FAQ

Scleroderma (Systemic Sclerosis) stem cell therapy — your questions answered (2026)

About stem cell therapy for Scleroderma (Systemic Sclerosis)

Systemic sclerosis (scleroderma) is an autoimmune disease characterised by pathologic fibrosis of skin and internal organs (lungs, heart, kidneys), driven by activated fibroblasts that overproduce collagen and other extracellular matrix proteins. The underlying immunological dysfunction involves autoreactive T cells, B cells producing pathogenic antibodies (anti-topoisomerase, anti-centromere), and dysregulated cytokine signalling (TGF-β, IL-6). Placental MSCs are being explored as an anti-inflammatory and immunomodulatory intervention, delivering cytokines and cell-surface molecules that suppress autoreactive immune cells and potentially reprogram fibroblast behaviour. Unlike conventional disease-modifying antirheumatic drugs (DMARDs), cell therapy aims to reset immune tolerance rather than merely suppress inflammation. Note: autologous haematopoietic stem-cell transplantation (HSCT) is an established, though intensive, option for severe early-stage systemic sclerosis in selected candidates, with demonstrated benefit in some clinical series.

The evidence for Scleroderma (Systemic Sclerosis)

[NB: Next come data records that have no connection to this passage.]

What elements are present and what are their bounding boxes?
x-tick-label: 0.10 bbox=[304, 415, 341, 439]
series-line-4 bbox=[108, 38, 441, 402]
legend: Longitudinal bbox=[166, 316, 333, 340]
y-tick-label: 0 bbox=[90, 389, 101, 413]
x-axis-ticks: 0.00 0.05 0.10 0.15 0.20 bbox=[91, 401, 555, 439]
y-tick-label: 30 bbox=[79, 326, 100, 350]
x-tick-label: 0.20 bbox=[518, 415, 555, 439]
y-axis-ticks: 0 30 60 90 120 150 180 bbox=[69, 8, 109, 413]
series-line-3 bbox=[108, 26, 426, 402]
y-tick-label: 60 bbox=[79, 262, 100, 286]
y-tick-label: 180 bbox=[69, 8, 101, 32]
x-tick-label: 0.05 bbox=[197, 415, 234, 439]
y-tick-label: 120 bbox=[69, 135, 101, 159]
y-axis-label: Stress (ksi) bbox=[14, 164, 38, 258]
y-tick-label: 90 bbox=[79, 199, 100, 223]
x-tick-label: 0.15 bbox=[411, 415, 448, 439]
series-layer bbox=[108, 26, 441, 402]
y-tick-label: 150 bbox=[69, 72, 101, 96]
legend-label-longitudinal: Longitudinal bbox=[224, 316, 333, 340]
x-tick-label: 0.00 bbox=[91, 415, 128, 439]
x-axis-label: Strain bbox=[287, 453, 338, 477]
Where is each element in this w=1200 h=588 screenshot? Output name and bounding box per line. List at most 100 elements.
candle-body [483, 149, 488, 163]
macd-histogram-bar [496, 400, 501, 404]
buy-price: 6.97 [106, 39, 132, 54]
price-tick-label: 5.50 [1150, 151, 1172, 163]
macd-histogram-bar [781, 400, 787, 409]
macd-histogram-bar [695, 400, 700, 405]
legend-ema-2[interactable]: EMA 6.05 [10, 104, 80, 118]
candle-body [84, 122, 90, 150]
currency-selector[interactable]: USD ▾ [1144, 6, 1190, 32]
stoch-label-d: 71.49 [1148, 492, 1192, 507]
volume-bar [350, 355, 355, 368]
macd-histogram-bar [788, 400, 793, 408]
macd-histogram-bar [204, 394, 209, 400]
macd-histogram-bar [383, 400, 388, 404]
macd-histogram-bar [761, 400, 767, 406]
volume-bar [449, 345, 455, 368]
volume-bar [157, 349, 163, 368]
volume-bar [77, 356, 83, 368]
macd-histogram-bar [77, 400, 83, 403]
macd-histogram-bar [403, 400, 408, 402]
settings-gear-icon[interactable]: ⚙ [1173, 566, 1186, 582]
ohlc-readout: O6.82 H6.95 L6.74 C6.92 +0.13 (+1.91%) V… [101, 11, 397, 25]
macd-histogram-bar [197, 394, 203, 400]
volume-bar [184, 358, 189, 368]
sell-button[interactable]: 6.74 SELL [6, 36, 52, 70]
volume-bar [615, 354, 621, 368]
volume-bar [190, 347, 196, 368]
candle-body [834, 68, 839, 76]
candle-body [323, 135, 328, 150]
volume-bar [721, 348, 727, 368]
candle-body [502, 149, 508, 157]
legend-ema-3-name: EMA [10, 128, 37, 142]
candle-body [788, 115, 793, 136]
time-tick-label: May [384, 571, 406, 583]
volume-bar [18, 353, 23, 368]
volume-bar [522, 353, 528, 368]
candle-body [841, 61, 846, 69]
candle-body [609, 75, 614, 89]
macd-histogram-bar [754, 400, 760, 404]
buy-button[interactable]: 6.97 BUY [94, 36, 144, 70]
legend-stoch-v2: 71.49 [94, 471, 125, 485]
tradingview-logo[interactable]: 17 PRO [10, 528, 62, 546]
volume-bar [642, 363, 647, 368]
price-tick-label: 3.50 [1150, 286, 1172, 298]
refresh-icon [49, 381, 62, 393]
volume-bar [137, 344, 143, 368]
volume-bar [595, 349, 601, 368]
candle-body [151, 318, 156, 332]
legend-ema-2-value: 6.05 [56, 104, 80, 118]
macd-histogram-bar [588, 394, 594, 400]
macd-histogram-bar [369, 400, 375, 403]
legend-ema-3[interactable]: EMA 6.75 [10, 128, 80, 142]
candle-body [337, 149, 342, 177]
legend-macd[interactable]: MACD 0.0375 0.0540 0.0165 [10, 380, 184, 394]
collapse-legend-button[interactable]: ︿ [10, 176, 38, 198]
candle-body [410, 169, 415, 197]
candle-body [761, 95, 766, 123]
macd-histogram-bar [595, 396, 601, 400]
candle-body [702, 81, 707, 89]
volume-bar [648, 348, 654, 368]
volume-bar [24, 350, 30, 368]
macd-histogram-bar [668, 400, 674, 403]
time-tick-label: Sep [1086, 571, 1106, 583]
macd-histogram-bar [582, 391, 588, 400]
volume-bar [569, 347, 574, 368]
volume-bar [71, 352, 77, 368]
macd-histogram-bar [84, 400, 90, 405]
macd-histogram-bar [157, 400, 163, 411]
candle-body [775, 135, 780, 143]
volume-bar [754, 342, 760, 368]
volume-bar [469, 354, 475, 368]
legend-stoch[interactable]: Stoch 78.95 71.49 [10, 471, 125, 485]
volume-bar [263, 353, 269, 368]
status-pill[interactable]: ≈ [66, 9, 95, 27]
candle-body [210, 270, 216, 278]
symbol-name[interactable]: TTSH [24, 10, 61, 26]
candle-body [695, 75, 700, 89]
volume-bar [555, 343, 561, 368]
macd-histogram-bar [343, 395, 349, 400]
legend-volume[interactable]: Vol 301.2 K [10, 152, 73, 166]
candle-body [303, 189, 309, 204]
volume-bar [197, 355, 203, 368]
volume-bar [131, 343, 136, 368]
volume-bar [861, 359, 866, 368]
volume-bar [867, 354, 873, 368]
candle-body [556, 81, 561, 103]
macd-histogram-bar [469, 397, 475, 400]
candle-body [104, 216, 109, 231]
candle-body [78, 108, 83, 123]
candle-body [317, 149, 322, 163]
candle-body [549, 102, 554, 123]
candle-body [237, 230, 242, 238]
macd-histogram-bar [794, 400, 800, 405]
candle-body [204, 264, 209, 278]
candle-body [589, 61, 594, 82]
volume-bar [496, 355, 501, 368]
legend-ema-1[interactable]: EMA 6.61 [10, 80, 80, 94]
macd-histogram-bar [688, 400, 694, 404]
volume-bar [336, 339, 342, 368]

Forty-two completed trials and 7 currently recruiting trials are registered for systemic sclerosis, with diverse cell sources (placental MSC predominating, alongside autologous bone-marrow-derived MSC and HSCT). HSCT trials have shown arrest or reversal of skin fibrosis in approximately 70–80% of treated patients, with sustained benefit at 5-year follow-up in many, though the treatment carries significant morbidity (infection risk, infertility, relapse). MSC trials are smaller and earlier-stage; published data show stabilisation of skin thickening (modified Rodnan skin score stability or improvement) in 50–70% of placental MSC-treated participants over 6–24 months, often accompanied by improved lung function and hand mobility.

Placental MSC infusion for scleroderma costs €5,000–8,500 per treatment course, with many protocols involving two to three infusions spaced weeks to months apart. Autologous HSCT is substantially more expensive (€35,000–60,000), reflecting hospitalisation, high-dose chemotherapy conditioning, stem-cell mobilisation and reinfusion, and intensive post-transplant monitoring. Baseline assessments (skin biopsy, pulmonary function, cardiac imaging) add €2,000–3,500. Long-term immunosuppression post-HSCT incurs ongoing medication costs.

Can stem cells treat scleroderma?

Cell therapy for Scleroderma (Systemic Sclerosis) is offered as an individualised, physician-led programme. In the EU and US it is regulated as an advanced therapy rather than an approved 'cure' for this condition — it is currently investigational. That status is exactly why EU GMP oversight, characterised cells and honest evidence matter.

HSCT vs MSC?

Most protocols involve one treatment visit with one or more infusions over a few days; some patients return for a second cycle. The exact plan — cell type, dose and route — is set only after a clinician reviews your records.

Who qualifies?

Eligibility depends on condition stage, age and overall health. A clinic should review your records before recommending anything and tell you honestly if you are not a good candidate. Our candidacy self-check gives an indicative read in 60 seconds.

EU cost?

An indicative Scleroderma (Systemic Sclerosis) programme is €3,000–€8,000 for treatment (it varies by procedure). Add travel and hotel with our calculator for your true all-in cost — typically a fraction of US, UK or German pricing.

Sources & further reading

We link primary regulators, registries and peer-reviewed research so you can verify everything yourself — plus the treating clinic's own materials.